Acordes do diretor José Celso Martinez Corrêa 


Em Acordes, o diretor José Celso Martinez Corrêa acerta ao fazer alusões à peça sobre a liberdade de voar que montou em 1958
por Valmir Santos




O jovem José Celso Martinez Corrêa, que escreveu a peça Vento Forte para um Papagaio Subir em 1958, na origem da Companhia Teat(r)o Oficina Uzyna Uzona, segue como referência para o veterano diretor. A pipa, que simboliza a liberdade dos que a empinam – metáfora autobiográfica de quem desejava cortar o cordão umbilical com a família provinciana e voar com a contracultura –, ecoa poeticamente na atual temporada de Acordes.

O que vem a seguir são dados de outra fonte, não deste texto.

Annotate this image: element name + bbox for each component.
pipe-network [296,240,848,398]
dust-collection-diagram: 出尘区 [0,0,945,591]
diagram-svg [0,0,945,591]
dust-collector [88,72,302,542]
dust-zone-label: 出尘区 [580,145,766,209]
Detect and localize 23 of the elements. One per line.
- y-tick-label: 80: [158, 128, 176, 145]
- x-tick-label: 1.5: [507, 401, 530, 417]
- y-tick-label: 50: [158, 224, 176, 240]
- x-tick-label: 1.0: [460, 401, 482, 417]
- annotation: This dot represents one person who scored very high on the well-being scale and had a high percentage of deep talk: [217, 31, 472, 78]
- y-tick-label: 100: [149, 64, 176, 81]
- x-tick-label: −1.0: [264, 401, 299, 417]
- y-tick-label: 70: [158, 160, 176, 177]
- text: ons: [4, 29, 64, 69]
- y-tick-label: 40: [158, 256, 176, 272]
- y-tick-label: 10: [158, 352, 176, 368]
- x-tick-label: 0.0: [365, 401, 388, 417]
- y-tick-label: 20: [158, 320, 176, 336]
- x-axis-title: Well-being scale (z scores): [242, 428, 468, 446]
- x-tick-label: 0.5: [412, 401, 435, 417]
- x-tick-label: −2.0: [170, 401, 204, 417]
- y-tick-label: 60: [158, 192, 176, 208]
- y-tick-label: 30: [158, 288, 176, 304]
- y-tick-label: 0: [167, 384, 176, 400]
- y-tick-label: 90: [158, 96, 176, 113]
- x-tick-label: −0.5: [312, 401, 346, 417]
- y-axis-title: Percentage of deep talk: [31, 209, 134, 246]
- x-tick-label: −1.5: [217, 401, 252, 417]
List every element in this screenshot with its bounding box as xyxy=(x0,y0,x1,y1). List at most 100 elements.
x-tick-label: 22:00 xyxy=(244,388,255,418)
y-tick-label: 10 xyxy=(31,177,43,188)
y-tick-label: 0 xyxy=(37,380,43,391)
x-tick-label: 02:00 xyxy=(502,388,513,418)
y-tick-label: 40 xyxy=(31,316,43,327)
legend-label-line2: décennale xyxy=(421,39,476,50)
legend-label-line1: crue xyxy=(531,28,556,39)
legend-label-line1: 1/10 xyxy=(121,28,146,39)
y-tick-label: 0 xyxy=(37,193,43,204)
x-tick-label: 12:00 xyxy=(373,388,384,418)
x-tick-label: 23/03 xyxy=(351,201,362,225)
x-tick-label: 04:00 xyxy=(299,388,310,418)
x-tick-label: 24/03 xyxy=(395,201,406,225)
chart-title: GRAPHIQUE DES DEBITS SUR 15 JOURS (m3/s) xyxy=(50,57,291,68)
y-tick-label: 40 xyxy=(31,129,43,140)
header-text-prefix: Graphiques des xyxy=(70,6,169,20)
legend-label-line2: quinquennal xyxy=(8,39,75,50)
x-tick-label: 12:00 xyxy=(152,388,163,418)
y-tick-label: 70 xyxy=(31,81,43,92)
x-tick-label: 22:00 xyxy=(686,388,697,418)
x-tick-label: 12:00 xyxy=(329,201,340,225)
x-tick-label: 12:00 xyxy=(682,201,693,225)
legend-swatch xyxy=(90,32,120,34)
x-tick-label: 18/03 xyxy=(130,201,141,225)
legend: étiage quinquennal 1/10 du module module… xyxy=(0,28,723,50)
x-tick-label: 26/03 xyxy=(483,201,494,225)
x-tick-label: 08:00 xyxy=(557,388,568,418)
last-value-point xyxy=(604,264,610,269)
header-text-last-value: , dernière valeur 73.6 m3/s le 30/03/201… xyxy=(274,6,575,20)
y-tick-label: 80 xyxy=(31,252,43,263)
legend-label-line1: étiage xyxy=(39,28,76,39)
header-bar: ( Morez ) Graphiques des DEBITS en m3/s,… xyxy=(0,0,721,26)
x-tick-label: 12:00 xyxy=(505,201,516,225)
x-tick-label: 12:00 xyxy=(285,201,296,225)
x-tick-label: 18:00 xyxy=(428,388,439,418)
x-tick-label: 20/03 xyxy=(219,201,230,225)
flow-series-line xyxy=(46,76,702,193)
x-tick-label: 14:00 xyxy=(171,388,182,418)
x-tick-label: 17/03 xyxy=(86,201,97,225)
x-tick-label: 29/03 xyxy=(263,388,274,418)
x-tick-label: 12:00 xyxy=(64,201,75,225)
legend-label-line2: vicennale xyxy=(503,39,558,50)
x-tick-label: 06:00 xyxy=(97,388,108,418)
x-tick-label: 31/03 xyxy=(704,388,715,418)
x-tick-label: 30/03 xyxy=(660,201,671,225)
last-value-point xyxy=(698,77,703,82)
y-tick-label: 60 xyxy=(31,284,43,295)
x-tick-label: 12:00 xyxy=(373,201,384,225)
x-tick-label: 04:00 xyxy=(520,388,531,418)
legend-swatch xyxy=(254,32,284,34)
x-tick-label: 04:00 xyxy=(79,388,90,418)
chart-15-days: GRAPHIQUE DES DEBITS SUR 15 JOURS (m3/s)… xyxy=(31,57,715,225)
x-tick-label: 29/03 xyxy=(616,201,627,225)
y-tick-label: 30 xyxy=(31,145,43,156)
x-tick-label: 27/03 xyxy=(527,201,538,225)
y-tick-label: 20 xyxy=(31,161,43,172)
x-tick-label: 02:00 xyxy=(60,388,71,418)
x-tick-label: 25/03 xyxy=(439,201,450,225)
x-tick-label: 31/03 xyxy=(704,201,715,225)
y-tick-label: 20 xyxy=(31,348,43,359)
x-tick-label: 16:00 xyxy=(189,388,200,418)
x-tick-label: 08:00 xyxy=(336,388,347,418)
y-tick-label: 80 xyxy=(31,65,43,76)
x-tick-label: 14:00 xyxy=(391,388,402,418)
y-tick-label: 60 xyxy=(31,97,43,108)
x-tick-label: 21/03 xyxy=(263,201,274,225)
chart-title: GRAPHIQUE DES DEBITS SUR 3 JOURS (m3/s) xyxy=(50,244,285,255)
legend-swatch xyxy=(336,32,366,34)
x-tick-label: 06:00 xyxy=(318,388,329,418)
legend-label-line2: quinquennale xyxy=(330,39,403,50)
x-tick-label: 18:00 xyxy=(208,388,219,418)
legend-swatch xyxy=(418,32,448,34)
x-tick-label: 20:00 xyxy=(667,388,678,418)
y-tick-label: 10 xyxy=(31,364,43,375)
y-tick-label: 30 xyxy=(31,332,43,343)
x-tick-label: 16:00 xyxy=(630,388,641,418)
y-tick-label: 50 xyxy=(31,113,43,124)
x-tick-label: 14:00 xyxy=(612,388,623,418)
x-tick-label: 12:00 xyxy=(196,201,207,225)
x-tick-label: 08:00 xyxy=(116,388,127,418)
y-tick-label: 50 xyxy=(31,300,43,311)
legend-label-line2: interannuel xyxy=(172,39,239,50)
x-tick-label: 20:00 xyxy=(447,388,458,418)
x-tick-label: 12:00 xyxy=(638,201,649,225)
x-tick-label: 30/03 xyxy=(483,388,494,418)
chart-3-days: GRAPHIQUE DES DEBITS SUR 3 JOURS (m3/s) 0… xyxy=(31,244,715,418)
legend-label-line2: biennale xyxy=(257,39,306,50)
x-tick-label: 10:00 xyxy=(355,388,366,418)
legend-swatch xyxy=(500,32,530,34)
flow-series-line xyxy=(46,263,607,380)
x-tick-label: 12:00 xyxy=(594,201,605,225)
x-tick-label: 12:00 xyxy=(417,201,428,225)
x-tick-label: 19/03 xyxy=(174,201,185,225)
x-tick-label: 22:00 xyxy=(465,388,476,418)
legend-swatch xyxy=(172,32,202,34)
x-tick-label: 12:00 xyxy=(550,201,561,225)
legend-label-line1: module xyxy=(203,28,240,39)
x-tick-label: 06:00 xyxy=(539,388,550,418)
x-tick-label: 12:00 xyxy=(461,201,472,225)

No espaço entre as arquibancadas do histórico Teatro Oficina, desenhado pela arquiteta Lina Bo Bardi no bairro paulistano do Bixiga, plana um 14-Bis cenográfico, pilotado pelo aviador Santos-Dumont. O efeito visual confirma o poder de mixagem de épocas e conteúdos presentes no espetáculo, uma adaptação livre de A Peça Didática de Baden-Baden sobre o Acordo, de Bertolt Brecht, autor alemão que Zé Celso não encenava desde Galileu Galilei Na Selva das Cidades, na década de 1960.
Brecht escreveu o drama musical com composições de Paul Hindemith em 1929, ano da grande depressão econômica dos Estados Unidos. O enredo evoca as raízes do capitalismo e questiona a ação da bondade, vista como um paliativo quando a sociedade clama por transformações. Durante a travessia do oceano Atlântico, um avião é obrigado a fazer um pouso de emergência. Em terra, os tripulantes apelam à ajuda de dois coros locais, que decidem se irão socorrê-los ou não. Como resiste às resoluções coletivas, o piloto sucumbe.
Escombros
Em apenas duas horas (duração menor que a de montagens recentes do Oficina, caso da obra-primaOs Sertões, cujas cinco partes somavam 27 horas), Acordes adota com clareza procedimentos do teatro épico, valorizando o texto narrativo e a argumentação. A montagem estimula o público a fazer escolhas diante do exposto. Estão em cena elementos da identidade profana da companhia, forjados ao longo de seus 54 anos: a carnavalização, a alegoria, a bossa nova, o jazz e, inclusive, o silêncio. Ao lado de imagens documentais ou captadas ao vivo, as palavras e os corpos dos quase 40 artistas-protagonistas são usados para criticar qualquer forma de violência, seja na cidade, seja no campo. Em alguns momentos, o canto coral perde o viço, mas o núcleo de atores e músicos, ao mesmo tempo potente e suave, sustenta a nave. Ela avança com a plateia até os escombros que ocupam o terreno atrás do teatro, alargando horizontes a céu aberto.